DAVID: You haven’t answered the major point, which is bacteria were preserved, and therefore they did not evolve into multicellularity by any mechanism they might have had. As God speciated, they purposely were kept for future functions and God produced something entirely new while using some of what bacteria had: DNA.

dhw: I have now answered it twice, but I’ll try again. Evolution does not mean that EVERY existing organism turns into another organism. SOME bacteria would have joined forces to create multicellularity, and others would have remained the same. SOME ape ancestors would have turned into pre-humans, but others would have remained the same. As bacteria have always been able to survive changes to their environment, they did not need to “evolve” into anything but bacteria. But SOME of them decided (“intelligence” theory) or were divinely preprogrammed/dabbled (your theory), or simply happened (chance theory) to form ever evolving communities.

DAVID: You are right in that 99% of species die out. And since we do not know how things speciate, you have listed possibilities.

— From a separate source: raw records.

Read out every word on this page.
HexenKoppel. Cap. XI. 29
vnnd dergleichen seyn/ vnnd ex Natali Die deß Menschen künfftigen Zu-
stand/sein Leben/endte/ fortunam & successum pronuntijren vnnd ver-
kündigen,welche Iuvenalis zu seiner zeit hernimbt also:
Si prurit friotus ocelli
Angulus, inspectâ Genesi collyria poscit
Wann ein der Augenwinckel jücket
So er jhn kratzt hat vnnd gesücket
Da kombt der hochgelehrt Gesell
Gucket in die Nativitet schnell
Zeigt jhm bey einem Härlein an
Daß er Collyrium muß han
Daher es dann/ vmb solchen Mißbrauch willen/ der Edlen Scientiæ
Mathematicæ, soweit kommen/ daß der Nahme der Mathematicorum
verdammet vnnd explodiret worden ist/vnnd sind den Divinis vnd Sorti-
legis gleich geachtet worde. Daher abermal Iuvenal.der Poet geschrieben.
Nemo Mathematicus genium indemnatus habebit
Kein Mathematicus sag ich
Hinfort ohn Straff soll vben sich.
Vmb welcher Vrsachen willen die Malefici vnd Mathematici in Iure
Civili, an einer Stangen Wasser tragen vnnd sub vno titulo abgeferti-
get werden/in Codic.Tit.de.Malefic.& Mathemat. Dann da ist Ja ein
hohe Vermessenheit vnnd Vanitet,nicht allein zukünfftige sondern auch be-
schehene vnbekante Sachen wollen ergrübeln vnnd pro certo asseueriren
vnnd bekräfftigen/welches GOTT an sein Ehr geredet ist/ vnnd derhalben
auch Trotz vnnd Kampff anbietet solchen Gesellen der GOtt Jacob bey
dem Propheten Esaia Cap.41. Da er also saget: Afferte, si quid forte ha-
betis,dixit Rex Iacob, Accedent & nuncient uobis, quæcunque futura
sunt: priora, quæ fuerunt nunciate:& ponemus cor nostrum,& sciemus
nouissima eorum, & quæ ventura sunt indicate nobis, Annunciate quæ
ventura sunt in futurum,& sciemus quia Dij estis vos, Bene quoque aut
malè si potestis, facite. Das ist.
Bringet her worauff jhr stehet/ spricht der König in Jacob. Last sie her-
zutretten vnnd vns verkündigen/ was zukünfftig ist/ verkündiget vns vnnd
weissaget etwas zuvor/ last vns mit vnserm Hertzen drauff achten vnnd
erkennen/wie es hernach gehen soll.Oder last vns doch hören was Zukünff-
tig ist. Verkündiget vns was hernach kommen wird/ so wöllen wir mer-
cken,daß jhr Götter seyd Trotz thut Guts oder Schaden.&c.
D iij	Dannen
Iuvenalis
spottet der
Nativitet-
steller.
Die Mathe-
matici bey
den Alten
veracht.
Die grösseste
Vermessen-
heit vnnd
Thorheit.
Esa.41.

dhw: Yes indeed. More to the point, as above, is that the non-evolution of some bacteria is irrelevant to the question of whether they are intelligent or not.

DAVID: Not relevant. My main point still persists: bacteria were purposely preserved to play a role now, innately intelligent or not.

You have forgotten the starting point of this particular discussion, which was your entry under “Horizontal gene transfer”:

https://www.nature.com/articles/s41564-018-0174-y

QUOTE: "Natural transformation is a broadly conserved mechanism of horizontal gene transfer in bacterial species that can shape evolution and foster the spread of antibiotic resistance determinants, promote antigenic variation and lead to the acquisition of novel virulence factors.” (dhw’s bold)

DAVID: Bacteria can alter their responses with this mechanism, but, for example, E. coli will stay E. coli. Doesn't solve speciation.

dhw: Nobody has yet solved speciation, but if you believe that all species descended from other species, that does not mean that all their antecedents have to die out! Of course E.coli are still E.coli, just as apes are still apes. The proposal is that SOME single cells formed multicellular communities, and over billions of years SOME multicellular communities changed themselves into different multicellular communities. And since we now know that bacteria can change their responses, MAYBE that same mechanism is capable of producing “novel factors” which have “shaped evolution”

The subject was not the purpose of bacteria but whether they were capable of shaping evolution by producing novel factors (linking up with our heading: what genes do and don’t do). Nobody can possibly dispute the essential roles that bacteria have always played in life.